In the early hours of Christmas Eve 2013, the basement of the North Terminal flooded. The main electrical system failed, leading to around 100 flights being cancelled and stranding 11,000 passengers.
One of them was Dr Michalis Sialaros, a mathematician at the University of London. His flight to Larnaca was one of 83 cancelled by easyJet.
“You cannot even imagine what the luggage situation was like. You wouldn't expect it in a third-world country. It was all dumped in a huge, half-lit room, anybody could have taken anything,” he told The Independent. He was told that easyJet had no alternative flight for three days, so he booked with a different airline: “I ended up spending over €1,000 extra on my flight as I had to make it back for a wedding.”
The airline said: “We did everything possible under challenging operating conditions to help passengers travel home for Christmas, including operating flights on Christmas Day from the UK for the first time.”

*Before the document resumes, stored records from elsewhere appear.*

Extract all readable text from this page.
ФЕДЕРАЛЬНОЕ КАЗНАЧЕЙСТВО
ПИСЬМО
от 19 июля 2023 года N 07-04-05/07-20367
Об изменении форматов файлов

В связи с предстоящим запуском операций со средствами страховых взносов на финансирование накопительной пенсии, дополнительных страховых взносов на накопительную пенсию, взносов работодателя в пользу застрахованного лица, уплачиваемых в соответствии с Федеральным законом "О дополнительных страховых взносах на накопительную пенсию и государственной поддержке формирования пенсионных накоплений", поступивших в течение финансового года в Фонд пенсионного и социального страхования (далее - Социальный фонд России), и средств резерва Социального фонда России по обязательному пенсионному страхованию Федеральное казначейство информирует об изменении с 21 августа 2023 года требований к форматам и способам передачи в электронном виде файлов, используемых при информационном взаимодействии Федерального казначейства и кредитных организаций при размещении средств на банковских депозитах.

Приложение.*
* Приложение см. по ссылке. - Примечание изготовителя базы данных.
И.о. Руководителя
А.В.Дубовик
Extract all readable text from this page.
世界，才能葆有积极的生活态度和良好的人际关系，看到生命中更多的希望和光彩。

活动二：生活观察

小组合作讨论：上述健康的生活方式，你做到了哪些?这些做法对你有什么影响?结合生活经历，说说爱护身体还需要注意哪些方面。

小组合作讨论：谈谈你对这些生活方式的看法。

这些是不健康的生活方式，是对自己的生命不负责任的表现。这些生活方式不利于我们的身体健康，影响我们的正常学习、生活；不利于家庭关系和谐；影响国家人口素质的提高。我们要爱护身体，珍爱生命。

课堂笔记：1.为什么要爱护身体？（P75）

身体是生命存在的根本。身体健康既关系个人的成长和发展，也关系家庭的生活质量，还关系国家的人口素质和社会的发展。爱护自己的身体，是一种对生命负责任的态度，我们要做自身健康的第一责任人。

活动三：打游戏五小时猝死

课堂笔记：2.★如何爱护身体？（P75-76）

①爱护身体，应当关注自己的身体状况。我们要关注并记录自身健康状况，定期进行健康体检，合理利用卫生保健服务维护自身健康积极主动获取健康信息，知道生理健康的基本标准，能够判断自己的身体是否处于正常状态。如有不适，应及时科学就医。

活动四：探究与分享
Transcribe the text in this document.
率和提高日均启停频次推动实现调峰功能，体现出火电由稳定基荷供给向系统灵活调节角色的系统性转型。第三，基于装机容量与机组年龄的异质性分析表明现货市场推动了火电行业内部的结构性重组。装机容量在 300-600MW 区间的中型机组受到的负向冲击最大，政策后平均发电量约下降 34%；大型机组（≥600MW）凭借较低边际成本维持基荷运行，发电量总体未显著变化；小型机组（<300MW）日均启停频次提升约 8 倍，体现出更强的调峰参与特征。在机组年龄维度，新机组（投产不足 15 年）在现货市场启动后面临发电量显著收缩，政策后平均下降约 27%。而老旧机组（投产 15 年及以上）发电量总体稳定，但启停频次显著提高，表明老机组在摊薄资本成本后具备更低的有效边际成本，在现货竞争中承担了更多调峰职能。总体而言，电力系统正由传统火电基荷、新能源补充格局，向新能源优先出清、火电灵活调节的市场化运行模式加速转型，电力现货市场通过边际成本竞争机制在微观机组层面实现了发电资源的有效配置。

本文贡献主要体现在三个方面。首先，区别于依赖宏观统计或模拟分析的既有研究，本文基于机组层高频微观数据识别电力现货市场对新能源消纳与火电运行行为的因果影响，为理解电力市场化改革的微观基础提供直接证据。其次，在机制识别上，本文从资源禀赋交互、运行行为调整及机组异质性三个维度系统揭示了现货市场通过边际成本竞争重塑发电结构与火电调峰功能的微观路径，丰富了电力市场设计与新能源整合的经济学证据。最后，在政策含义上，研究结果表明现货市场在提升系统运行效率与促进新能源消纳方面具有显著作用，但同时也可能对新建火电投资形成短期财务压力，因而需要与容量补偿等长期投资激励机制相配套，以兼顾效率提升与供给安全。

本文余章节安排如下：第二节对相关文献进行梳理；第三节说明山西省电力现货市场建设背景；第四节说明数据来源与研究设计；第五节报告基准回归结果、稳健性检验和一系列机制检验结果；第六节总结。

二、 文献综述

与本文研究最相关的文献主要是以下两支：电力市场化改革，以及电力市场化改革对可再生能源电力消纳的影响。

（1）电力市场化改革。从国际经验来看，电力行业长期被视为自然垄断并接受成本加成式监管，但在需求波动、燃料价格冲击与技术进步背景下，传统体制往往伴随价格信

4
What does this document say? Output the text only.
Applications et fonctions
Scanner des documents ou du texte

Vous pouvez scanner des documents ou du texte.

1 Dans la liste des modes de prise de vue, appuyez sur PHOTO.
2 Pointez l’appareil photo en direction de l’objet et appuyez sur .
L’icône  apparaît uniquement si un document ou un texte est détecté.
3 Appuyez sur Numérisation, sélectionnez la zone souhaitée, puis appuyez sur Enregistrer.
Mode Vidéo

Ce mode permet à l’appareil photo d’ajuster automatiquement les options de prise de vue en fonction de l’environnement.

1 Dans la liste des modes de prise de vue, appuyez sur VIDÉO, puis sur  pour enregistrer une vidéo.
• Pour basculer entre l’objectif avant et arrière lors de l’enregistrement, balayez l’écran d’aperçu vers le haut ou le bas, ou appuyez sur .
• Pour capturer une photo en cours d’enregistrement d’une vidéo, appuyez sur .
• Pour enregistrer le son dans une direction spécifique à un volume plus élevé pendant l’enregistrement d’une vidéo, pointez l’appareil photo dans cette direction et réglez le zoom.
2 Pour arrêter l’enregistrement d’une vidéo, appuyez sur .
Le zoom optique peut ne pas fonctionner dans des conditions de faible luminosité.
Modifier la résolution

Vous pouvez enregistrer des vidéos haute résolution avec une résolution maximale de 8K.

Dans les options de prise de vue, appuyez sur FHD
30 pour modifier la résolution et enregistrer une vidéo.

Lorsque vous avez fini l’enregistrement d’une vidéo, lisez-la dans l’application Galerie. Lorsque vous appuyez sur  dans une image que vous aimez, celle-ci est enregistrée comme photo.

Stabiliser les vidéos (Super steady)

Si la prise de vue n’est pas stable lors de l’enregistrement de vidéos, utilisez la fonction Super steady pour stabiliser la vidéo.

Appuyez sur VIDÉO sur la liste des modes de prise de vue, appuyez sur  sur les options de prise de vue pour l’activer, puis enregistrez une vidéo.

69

“Our legal obligation is to either offer a free alternative flight or to provide a reimbursement of the unused easyJet flight. Having offered Dr Sialaros a free alternative flight which was rejected, Dr Sialaros in effect chose reimbursement. As a result we reimbursed Dr Sialaros for the cancelled easyJet flight as well as for expenses including food.”
Gatwick airport gave £100 in shopping vouchers to passengers whose flights had been cancelled. Claire Rozette, an NHS manager from London whose flight to Grenoble was cancelled at midnight, said: “I received £100 compensation after three or four months and a lot of paper work, not even near the amount the delay cost me overall.”
A spokesperson for Gatwick said: “We are confident the airport is better equipped than ever before to deal with extreme weather and help avoid a repeat of last year’s issues. We look forward to welcoming passengers over the festive period and providing the passenger experience that we are better known for.”
French cabin crew working for easyJet are striking on Christmas Day and Boxing Day. The industrial action on 25 December is purely symbolic, because easyJet has no flights, but some departures on 26 December have been pro-actively cancelled. The airline says this is “to allow passengers to re-organise their travel plans for the Christmas holidays”.